A campaign spokesperson said the accusations were “false” shortly after the release of the podcast episode last month. “Women have a right to tell their story, and reporters have an obligation to rigorously vet those claims. We encourage them to do so, because these accusations are false,” Kate Bedingfield, the deputy campaign manager and communications director for Biden’s campaign, said in a statement.
The campaign also released a statement from Marianne Baker, a former executive assistant to Biden from 1982-2000, who said she had never heard of or witnesses inappropriate conduct from Biden. “In all my years working for Senator Biden, I never once witnessed, or heard of, or received, any reports of inappropriate conduct, period — not from Ms. Reade, not from anyone. I have absolutely no knowledge or memory of Ms. Reade’s accounting of events, which would have left a searing impression on me as a woman professional, and as a manager,” Baker said. “These clearly false allegations are in complete contradiction to both the inner workings of our Senate office and to the man I know and worked so closely with for almost two decades.”

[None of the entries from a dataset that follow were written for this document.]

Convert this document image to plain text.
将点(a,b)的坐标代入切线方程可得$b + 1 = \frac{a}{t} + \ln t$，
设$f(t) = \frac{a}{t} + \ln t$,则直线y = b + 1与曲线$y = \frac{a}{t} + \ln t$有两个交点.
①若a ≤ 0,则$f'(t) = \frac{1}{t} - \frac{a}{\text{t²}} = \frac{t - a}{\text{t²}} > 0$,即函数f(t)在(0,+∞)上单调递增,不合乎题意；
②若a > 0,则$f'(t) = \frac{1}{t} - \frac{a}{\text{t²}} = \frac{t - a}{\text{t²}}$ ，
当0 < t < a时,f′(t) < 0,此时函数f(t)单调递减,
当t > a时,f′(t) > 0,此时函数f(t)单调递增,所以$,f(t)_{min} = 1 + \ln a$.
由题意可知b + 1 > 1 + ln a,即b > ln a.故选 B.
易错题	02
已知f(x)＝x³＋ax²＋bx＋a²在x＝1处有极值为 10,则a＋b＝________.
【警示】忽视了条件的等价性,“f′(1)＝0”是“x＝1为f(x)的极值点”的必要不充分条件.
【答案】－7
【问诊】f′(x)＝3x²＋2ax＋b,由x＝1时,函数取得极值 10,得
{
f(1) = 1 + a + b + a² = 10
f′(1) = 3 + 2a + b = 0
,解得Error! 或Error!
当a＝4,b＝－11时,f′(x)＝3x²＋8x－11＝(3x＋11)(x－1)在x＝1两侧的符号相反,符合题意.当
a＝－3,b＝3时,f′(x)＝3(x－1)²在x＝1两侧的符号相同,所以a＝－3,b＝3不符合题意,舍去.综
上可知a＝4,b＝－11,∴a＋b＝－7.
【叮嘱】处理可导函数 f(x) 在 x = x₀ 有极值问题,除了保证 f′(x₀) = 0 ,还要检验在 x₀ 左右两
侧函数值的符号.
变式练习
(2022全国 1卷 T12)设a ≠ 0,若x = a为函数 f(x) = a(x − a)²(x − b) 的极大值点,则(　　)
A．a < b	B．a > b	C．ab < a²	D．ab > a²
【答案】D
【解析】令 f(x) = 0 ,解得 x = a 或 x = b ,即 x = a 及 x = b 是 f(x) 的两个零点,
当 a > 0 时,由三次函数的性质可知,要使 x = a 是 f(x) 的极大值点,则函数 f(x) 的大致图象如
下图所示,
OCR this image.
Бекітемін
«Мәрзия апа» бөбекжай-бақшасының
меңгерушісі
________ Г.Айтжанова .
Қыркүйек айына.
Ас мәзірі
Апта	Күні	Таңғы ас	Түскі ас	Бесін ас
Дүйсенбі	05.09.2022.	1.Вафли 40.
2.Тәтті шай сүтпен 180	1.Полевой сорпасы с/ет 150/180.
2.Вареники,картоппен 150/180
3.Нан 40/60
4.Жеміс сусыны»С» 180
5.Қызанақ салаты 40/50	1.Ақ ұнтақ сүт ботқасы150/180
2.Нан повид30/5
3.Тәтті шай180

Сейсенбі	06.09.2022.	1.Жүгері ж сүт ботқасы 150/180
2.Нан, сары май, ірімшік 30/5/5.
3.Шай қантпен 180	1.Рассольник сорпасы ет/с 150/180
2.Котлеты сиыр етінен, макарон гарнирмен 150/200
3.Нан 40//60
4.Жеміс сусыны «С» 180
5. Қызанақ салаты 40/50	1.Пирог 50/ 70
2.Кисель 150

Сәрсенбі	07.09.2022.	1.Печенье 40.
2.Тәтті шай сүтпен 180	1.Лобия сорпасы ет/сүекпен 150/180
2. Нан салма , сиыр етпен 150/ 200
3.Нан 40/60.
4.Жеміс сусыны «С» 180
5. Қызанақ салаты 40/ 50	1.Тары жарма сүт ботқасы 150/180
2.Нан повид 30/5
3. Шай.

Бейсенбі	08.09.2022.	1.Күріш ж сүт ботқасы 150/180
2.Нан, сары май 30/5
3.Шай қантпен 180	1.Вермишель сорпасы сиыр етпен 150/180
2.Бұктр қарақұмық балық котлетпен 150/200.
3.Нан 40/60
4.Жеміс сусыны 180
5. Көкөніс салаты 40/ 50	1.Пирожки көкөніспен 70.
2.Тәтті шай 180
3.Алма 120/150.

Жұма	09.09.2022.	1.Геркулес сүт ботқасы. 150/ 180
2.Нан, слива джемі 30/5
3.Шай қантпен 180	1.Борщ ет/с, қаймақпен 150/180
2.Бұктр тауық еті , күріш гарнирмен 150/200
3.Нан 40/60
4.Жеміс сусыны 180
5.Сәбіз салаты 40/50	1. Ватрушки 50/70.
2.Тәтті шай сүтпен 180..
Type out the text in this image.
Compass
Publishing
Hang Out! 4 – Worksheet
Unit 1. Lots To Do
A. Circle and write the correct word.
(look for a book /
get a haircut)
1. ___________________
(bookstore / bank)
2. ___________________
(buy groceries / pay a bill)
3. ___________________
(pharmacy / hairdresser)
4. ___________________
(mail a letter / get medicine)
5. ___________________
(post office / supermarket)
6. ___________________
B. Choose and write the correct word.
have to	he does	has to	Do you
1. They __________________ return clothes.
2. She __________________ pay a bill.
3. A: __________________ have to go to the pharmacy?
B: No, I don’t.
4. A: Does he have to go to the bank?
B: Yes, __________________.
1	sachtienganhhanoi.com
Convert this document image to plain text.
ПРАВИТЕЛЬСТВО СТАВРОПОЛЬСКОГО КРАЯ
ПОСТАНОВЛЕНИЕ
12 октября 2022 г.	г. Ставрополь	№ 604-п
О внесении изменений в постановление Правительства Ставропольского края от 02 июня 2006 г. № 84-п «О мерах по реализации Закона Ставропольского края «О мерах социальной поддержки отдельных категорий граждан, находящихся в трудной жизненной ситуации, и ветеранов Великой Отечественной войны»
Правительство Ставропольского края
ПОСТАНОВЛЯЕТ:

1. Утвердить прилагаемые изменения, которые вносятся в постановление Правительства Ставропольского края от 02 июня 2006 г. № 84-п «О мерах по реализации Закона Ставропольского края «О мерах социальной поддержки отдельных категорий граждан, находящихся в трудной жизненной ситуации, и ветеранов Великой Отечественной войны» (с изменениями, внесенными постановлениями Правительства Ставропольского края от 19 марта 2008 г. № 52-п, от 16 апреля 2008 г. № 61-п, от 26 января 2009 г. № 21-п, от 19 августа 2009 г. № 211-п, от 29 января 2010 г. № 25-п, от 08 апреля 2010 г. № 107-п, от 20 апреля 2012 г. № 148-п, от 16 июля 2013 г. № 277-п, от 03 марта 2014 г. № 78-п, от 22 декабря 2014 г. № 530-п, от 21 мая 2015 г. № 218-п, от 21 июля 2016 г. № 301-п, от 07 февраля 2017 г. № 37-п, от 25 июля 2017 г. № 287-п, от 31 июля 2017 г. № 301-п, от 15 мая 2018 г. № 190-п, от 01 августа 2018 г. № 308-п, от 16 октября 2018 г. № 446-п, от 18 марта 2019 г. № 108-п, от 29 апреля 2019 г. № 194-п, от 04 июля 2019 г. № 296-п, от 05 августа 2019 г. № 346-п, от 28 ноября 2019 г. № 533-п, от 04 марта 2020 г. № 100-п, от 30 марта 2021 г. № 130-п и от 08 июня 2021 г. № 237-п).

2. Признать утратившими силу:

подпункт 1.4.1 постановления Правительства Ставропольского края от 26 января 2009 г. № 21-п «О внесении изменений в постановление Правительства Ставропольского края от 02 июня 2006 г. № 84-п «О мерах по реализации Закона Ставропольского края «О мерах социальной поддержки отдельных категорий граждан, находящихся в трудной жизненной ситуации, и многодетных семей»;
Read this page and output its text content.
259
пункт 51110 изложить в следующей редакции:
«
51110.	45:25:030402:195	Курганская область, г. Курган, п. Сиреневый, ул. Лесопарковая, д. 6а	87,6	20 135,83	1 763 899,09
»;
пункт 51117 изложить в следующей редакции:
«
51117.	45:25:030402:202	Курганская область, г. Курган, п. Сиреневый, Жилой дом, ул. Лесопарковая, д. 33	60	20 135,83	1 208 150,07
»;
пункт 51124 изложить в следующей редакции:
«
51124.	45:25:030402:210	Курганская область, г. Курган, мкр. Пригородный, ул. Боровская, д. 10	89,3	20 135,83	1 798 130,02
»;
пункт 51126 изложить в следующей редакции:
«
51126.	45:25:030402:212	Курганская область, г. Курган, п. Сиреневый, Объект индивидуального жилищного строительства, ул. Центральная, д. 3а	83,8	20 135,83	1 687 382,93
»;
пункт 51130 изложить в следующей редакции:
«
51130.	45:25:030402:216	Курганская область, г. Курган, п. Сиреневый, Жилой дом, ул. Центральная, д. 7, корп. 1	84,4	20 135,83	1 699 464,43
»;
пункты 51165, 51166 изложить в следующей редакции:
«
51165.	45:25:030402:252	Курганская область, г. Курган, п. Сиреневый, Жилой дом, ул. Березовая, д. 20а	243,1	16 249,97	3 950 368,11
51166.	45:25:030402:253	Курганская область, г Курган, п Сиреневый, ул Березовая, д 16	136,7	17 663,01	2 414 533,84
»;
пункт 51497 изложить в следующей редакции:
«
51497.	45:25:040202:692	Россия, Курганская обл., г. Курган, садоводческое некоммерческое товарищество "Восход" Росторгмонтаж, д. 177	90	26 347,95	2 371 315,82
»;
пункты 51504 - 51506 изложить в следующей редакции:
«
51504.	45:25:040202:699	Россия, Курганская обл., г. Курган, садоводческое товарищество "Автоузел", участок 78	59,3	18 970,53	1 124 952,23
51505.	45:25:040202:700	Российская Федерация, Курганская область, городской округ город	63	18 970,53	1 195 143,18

Before her appearance on Halper’s podcast, Reade’s initial account of Biden inappropriately touching her had come under scrutiny, in large part because of positive statements she had made about Vladimir Putin and her support for then-presidential candidate Bernie Sanders. (Reade told Vox that she initially wrote posts praising Putin because she had watched a lot of Noam Chomsky but no longer feels that way after learning about Russia’s stance toward domestic violence.)
After her podcast interview, Reade has filed a report with the police about the alleged assault, and new evidence — including the resurfacing of a phone call Reade’s mother made to Larry King’s show in August 1993 and, now, the recollections of her former neighbor — have helped corroborate Reade’s account.
LaCasse, who said she is a Biden supporter, told Business Insider she decided to come forward now because she believed Reade’s account when she first told her and, in part, because it was being denied by the campaign.
“She didn’t ask me to,” LaCasse said of coming forward. “If this was me, I would want somebody to stand up for me. It takes a lot of guts to do what she’s doing.”